Thursday, September 29College Admissions News

Government Fix to Wipe Away Some Student Loan Debt

If you think your federal student loan servicer didn’t give you the best information, and may have even cost you money — or if you think you were unfairly denied loan forgiveness — then you might be in for some good news.

In an April 19 release, the Department of Education stated it is making a series of fixes to the past treatment of federal student loans, particularly where income-driven repayment (IDR) and Public Service Loan Forgiveness (PSLF) are concerned.

Previously, some student loan servicers would advise borrowers who were having trouble repaying their debt to pause their repayment through forbearance (a temporary stop), even though in many cases these borrowers might have been better off with an IDR program.

Through IDR, a borrower’s monthly student loan bill is capped at a percentage of their disposable income — and if that person is unemployed, they might owe “zero dollars” each month. After 20 or 25 years on an IDR program (depending on which one you join), the remaining balance is forgiven.

In its announcement, the Department of Education cited “inappropriate steering into long-term forbearance,” in some cases beyond government-set limits on the length of time you can pause repayment.
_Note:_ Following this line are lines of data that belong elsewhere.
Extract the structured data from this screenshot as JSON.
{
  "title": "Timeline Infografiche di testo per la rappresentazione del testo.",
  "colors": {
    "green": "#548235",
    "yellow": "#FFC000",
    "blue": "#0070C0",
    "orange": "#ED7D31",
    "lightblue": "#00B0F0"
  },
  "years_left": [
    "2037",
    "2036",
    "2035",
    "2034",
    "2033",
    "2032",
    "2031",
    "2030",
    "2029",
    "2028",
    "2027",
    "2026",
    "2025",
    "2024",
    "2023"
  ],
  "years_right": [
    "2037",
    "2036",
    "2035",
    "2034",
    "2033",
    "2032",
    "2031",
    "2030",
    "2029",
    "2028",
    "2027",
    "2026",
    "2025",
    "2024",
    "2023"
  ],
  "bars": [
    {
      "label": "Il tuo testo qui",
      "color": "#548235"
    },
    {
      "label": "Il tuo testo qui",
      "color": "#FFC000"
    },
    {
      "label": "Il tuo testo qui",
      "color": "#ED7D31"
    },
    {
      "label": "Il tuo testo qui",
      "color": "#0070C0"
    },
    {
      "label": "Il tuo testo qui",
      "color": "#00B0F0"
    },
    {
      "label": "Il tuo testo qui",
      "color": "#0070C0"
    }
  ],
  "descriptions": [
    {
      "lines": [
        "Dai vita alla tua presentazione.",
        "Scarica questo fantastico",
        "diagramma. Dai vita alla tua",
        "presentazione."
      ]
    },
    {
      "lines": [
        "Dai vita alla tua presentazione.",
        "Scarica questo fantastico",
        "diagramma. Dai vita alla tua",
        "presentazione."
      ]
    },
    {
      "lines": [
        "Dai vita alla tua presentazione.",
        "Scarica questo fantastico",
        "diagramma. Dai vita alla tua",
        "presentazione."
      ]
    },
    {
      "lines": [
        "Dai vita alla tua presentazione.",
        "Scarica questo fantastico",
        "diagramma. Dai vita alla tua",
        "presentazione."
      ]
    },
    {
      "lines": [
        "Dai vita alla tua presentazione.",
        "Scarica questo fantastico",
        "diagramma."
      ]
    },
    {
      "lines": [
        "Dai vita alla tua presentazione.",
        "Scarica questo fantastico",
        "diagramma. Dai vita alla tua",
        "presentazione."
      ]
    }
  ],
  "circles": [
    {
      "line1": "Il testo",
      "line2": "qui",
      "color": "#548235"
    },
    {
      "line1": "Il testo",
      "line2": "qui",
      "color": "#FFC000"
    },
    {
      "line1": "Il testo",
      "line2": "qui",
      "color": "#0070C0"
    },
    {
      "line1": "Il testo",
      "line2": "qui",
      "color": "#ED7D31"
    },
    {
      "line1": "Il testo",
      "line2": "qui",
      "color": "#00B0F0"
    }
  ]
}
Previous reviews by Federal Student Aid “suggest that loan servicers placed borrowers into forbearance in violation of department rules, even when their monthly payment under an IDR plan could have been as low as zero dollars.” (Note that since July 2020, repayment has been automatically paused for all federally held student loans due to the COVID-19 pandemic — you can see more details in this report.)

One-time adjustment

In order to fix past errors, the department said it would be making a “one-time account adjustment” that will, in certain cases, count past forbearance toward IDR forgiveness.

Specifically, any forbearances of more than 12 months consecutively or more than 36 months cumulatively may now count toward forgiveness under IDR.

Such forbearances may also count as “payments” for PSLF, a program that offers to wipe away your student loans after 120 payments, so long as you work for an eligible government agency or nonprofit.

In a separate announcement last year, the Department of Education said it was easing the rules to qualify for PSLF — and would even allow some borrowers to retroactively count previous payments toward forgiveness, as long as they apply for this redress by Oct. 31, 2022. So if you think you might be eligible, you’ll want to look into this soon.

The department said that these moves would “address historical failures in the administration of the federal student loan program,” and based on their data, they could result in:

  • More than 3.6 million borrowers getting credit for three or more years of additional payments under IDR
  • At least 40,000 borrowers receiving “immediate debt cancellation” under PSLF

Next steps

If you suspect you were incorrectly steered into forbearance, the government is encouraging you to get in touch with the Federal Student Aid Ombudsman office (at StudentAid.gov/feedback) for an account review.

The Department of Education noted that while implementation of these reforms had begun, “borrowers may not see the effect in their accounts until the last quarter of 2022.”

Meanwhile, it also plans to increase its oversight of forbearance use, including restrictions on allowing borrowers to pause their repayment by text or email.

Further, the government says it will allow borrowers to see their number of IDR-eligible payments via the Federal Student Aid portal at Studentaid.gov, starting next year.